Our roadmap was unequivocal. We warned that the IPO was structured to reward insiders at the expense of the public. Here is a breakdown of what we got right, and how the markets have actually moved faster than our predictions.

  • Phase 1: The Pump (June 12 – July 15) — We predicted the stock would artificially pump to all-time highs before hitting an immediate wall. This played out perfectly, as the stock peaked at $225.64 before collapsing to its current $132.15 floor.
  • Phase 2: The Lock-Up Loophole (Projected: Late July) — We warned that early equity-release windows would flood the market. While the official insider lock-up isn't open yet, the market anticipated it, triggering an early institutional sell-off.
  • Phase 3: Math Reasserts (August – October) — We predicted the first quarterly earnings would reveal $4.28 billion in losses, breaking the stock's floor. This thesis is now front-running the data.
  • Phase 4: The Contagion (Projected: November 2026 – March 2027) — This is the "November Reckoning." We argued the crash would act as a macroeconomic circuit breaker, freezing the tech IPO pipeline and causing systemic debt losses.

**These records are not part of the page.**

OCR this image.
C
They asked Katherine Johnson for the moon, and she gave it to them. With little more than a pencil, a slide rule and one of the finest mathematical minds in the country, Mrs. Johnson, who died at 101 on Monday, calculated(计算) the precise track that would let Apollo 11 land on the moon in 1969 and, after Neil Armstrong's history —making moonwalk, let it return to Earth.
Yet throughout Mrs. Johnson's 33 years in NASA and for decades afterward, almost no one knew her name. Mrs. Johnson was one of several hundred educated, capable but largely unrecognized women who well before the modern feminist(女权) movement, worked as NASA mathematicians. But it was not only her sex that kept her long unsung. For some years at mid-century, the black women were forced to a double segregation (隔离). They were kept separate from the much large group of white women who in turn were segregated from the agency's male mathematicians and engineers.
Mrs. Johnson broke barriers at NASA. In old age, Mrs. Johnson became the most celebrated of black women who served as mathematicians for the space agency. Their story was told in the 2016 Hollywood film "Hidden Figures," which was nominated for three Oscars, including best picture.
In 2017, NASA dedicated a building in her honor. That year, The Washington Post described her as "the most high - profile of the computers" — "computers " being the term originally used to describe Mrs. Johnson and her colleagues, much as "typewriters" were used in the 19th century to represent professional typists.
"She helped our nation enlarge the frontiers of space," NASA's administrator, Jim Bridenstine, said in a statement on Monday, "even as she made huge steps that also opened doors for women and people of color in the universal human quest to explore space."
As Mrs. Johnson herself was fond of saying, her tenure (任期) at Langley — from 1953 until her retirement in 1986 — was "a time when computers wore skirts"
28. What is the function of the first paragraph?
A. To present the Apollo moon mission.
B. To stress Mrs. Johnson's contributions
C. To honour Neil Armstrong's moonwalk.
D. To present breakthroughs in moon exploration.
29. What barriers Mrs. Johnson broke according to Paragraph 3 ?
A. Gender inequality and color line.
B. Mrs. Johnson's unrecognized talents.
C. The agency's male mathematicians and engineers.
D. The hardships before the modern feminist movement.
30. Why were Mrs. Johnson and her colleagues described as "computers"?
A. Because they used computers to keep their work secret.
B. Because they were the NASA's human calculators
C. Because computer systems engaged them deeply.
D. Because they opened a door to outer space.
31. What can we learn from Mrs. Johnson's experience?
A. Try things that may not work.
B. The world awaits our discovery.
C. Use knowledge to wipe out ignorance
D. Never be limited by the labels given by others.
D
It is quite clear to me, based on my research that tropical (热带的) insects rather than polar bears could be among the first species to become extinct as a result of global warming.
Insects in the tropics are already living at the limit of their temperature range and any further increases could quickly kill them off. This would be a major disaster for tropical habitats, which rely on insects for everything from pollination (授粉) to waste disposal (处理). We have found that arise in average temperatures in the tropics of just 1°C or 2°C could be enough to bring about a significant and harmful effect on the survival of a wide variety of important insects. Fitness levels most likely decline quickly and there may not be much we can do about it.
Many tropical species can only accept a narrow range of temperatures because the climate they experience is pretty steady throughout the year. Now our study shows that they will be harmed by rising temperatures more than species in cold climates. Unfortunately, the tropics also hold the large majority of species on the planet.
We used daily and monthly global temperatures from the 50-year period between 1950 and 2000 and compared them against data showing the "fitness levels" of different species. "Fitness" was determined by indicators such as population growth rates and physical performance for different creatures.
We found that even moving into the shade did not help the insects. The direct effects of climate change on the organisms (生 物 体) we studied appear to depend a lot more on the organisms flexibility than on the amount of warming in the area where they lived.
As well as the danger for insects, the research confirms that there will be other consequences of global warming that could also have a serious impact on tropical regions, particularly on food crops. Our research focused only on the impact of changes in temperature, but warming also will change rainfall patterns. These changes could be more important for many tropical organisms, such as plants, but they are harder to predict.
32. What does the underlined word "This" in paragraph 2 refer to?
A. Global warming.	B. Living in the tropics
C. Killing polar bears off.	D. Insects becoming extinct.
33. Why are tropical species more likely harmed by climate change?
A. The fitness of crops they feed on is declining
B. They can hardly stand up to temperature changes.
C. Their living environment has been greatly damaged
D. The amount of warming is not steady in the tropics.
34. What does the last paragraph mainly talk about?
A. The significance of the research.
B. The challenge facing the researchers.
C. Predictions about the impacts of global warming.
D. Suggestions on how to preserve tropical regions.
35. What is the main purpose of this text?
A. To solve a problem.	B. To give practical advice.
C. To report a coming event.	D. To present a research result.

The speed of the slump is the most shocking variable. While we anticipated a slow, grinding decay, the market has compressed our multi-month scenario into a single month. The stock has lost its $1 trillion peak valuation ahead of schedule, validating our thesis but moving the "Contagion" phase onto the immediate horizon.

The Anatomy of the $1 Trillion Error

So, how did SpaceX erase $1.12 trillion in value so quickly? It is the collision of two factors we specifically highlighted in our pre-IPO analysis: the $28.5 trillion Total Addressable Market (TAM) absurdity and the absorption of Elon Musk's xAI division.

At its peak, the market cap hit $2.9 trillion—valuing the company as if it would soon monopolize the US GDP. The slide to $1.78 trillion represents a stark reality check. Furthermore, the xAI segment is burning cash at a rate of $10 billion per quarter in capital expenditures to build data centers, a spending spree that has made the company deeply unprofitable.